The burial was discovered during excavations by a team from Washington University in St Louis investigating the Maya city of El Perú-Waka, about 75km (47 miles) from Tikal.
Interred beneath a series of shrines on the staircase of the site’s main temple, the remains of a mature individual were found surrounded by prestigious grave goods including figurines of gods, ceramic vessels dated to the first half of the 8th century, and large amounts of jade jewellery.
Deterioration of the remains made it hard to say conclusively whether the individual was male or female, but a clue was provided by a large red spiny oyster shell found on their lower torso. Late Classic queens are often depicted wearing such shells as girdle ornaments, while kings are not.
The key find, however, was a small alabaster jar shaped like a white conch with the head and arm of an elderly woman emerging from it. This was inscribed with four glyphs including the titles ‘Lady Waterlily-Hand’, ‘Lady Snake Lord’, and ‘Princess of Calakmul’ – all epithets associated with K’abel.
Considered the greatest ruler of the Late Classic period, K’abel was a member of the imperial Kan (Snake) dynasty. She married a vassal king, K’inich Bahlam II of the Wak (Centipede) kingdom, to help consolidate her father’s empire, and as Kaloomte (‘Supreme Warrior’), she was the Wak kingdom’s military governor, outranking her husband, with whom she ruled for at least 20 years (c.AD 672-692).

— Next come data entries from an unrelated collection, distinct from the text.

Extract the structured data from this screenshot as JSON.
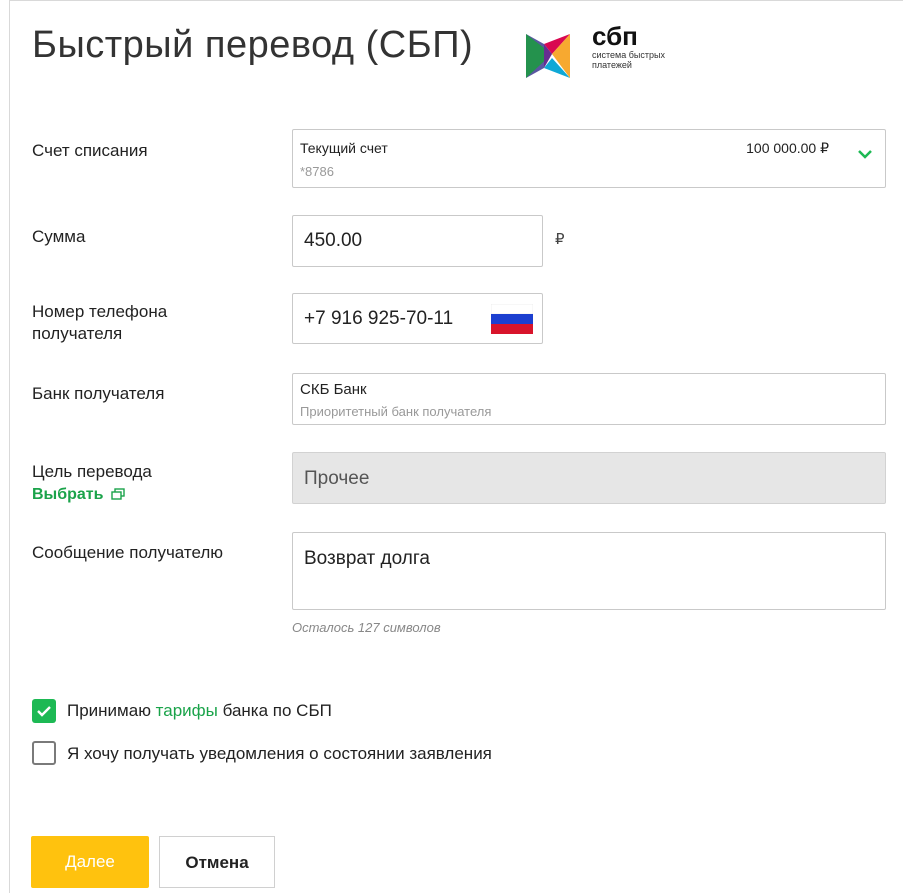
{
  "title": "Быстрый перевод (СБП)",
  "logo": {
    "word": "сбп",
    "subtitle": "система быстрых платежей",
    "icon": "sbp-logo-icon"
  },
  "account": {
    "label": "Счет списания",
    "name": "Текущий счет",
    "number": "*8786",
    "balance": "100 000.00 ₽",
    "icon": "chevron-down-icon"
  },
  "amount": {
    "label": "Сумма",
    "value": "450.00",
    "currency": "₽"
  },
  "phone": {
    "label_line1": "Номер телефона",
    "label_line2": "получателя",
    "value": "+7 916 925-70-11",
    "flag_icon": "russia-flag-icon"
  },
  "bank": {
    "label": "Банк получателя",
    "name": "СКБ Банк",
    "hint": "Приоритетный банк получателя"
  },
  "purpose": {
    "label": "Цель перевода",
    "link": "Выбрать",
    "link_icon": "external-window-icon",
    "value": "Прочее"
  },
  "message": {
    "label": "Сообщение получателю",
    "value": "Возврат долга",
    "counter": "Осталось 127 символов"
  },
  "agreement": {
    "before": "Принимаю ",
    "link": "тарифы",
    "after": " банка по СБП",
    "checked": true
  },
  "notifications": {
    "label": "Я хочу получать уведомления о состоянии заявления",
    "checked": false
  },
  "buttons": {
    "next": "Далее",
    "cancel": "Отмена"
  },
  "colors": {
    "accent_green": "#1db954",
    "link_green": "#1aa34a",
    "primary_button": "#ffc20e"
  }
}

Project co-director Professor David Freidel said: ‘She was not only a queen, but a supreme warlord, and that made her the most powerful person in the kingdom during her lifetime.’
The El Perú-Waka Regional Archaeological Project has been working on the site since 2003. This year’s excavation set out to clear and define the architecture of the main temple’s stairway, and to establish its phases of construction. The team were also interested to find out why the temple had continued to be venerated following the fall of the dynasty. Professor Friedel said with this discovery, they might now understand the likely reason: K’abel was buried there.
‘It was a strong working hypothesis that the burial was K’abel’s tomb,’ he said. ‘Nothing is ever proven in archaeology as we are working with circumstantial evidence, but this is as close to a smoking gun as we can get.’
He added: ‘It is possible that this was a later queen who had the item as an heirloom from K’abel, but until we find a candidate for K’abel that is better, this is an especially good one.’